I think the idea that people only come for tempo or texture is one of those "written in stone" axioms that is not true in all cases and at all times. Those axioms have done a lot of damage. It's like the axiom that mood is important and song is not. Downtempo, textured, moodscapes with no melodic substance for the listener to grab onto have been one of the most damaging elements of the BA approach over the years. Maybe, again, it comes from programming for listeners who listen to and come from pop/rock and want to hear instrumental music in that context rather than a more MOR/B-EZ type approach but lappealing to pop/rock listeners is the way to bring new listeners into the format. They want a variety of moods, tempos and textures and the wide open emotional canvas that songs without words can offer them and some vocal songs that are within their comfort zone but sound fresh and relatable rather than old, tired, and fried. And they want infectuous hooks and songs they can grab onto in the process. I know some SJ guys who are "all mood all the time" more than song driven but their backgrounds tend to be B-EZ/MOR. Taking cues from a dead format is not a good idea unless you want to be a dying format.

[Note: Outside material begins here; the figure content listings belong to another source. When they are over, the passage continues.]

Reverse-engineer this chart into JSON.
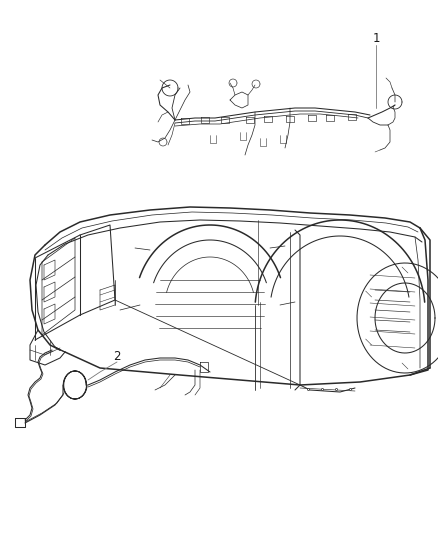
{
  "background_color": "#ffffff",
  "line_color": "#2a2a2a",
  "label_color": "#1a1a1a",
  "label_fontsize": 8.5,
  "fig_width": 4.38,
  "fig_height": 5.33,
  "dpi": 100,
  "annotation_line_color": "#777777",
  "annotation_lw": 0.6,
  "main_lw": 0.75,
  "thick_lw": 1.1
}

This is not to say that that axiom does not have a glimmer of truth to it or that it is not entirely situational, although it most likely applies more to listeners who came in from traditional jazz background than CHR/AC/UAC but nothing can be written in stone anymore. These Axioms and assumptions that have been locked into traditional thinking for a long time have to be dismantled, reevaluated, and a "take what you need and leave the rest" approach applied to them according to what approach to the format a person is developing and what audience they are focusing on. If you take all the colors out of the rainbow but one it's not a rainbow anymore.
Shannon...you need to dial down the caffeine a bit and read what I wrote. I expect more from someone who writes about this stuff on a regular basis. I said that every smooth jazz listener has tempo and texture as a common ground to listen to a station or show. It's a starting point for the smooth jazz listening audience. After almost four decades of research, panels, one on one's and any other kind of listener interaction you can name that I've been involved with, that's a given. Not an axiom, just an observation of fourty years of playing this music and it's an observation that just about everyone mentions in their feedback if you ask the question. There's a part of the audience whether you like it or not that just don't know or really care who the sax players are or who sang whatever. Remember that this applies to a very small part of the audience but a part never the less and it moves or grows with how you program your station or show. The problem is it's the part that BA exploited when they decided to go after those P2's and that in turned killed the format because they were betting that the P1's would stick around because there was no place else to go for them. Wrong! It also has very little to do with where the listener came from into the smooth jazz format. Most of it is decided by who puts the mix together and where they came from and what they believe and what they want to showcase. That's the difference between what I do, or what Nock does, what you do on a show, or what you hear on "Chill" with Mindi Abair,or what's on "Quiet Music", or "Groove Boutique", or on and on and on. Some listeners want downtempo music. Others want their sounds uptempo. A portion wants new music. Some want a combination of it all but no matter what the course the host takes, tempo and texture is the entry way to a listeners enjoyment of this music. The same principle is also valid for just about every other music format out there. You're correct in saying that the traditional thinking has to be examined very closely and a lot of things need to be done differently, which is an understatement, but I believe that the tempo and texture thing still holds true for this type of music especially. Just an observation from talking to listeners before there was a format till now. Tempo and texture is the starting point for a very colorful rainbow. How you color in that rainbow defines the rest of the ballgame.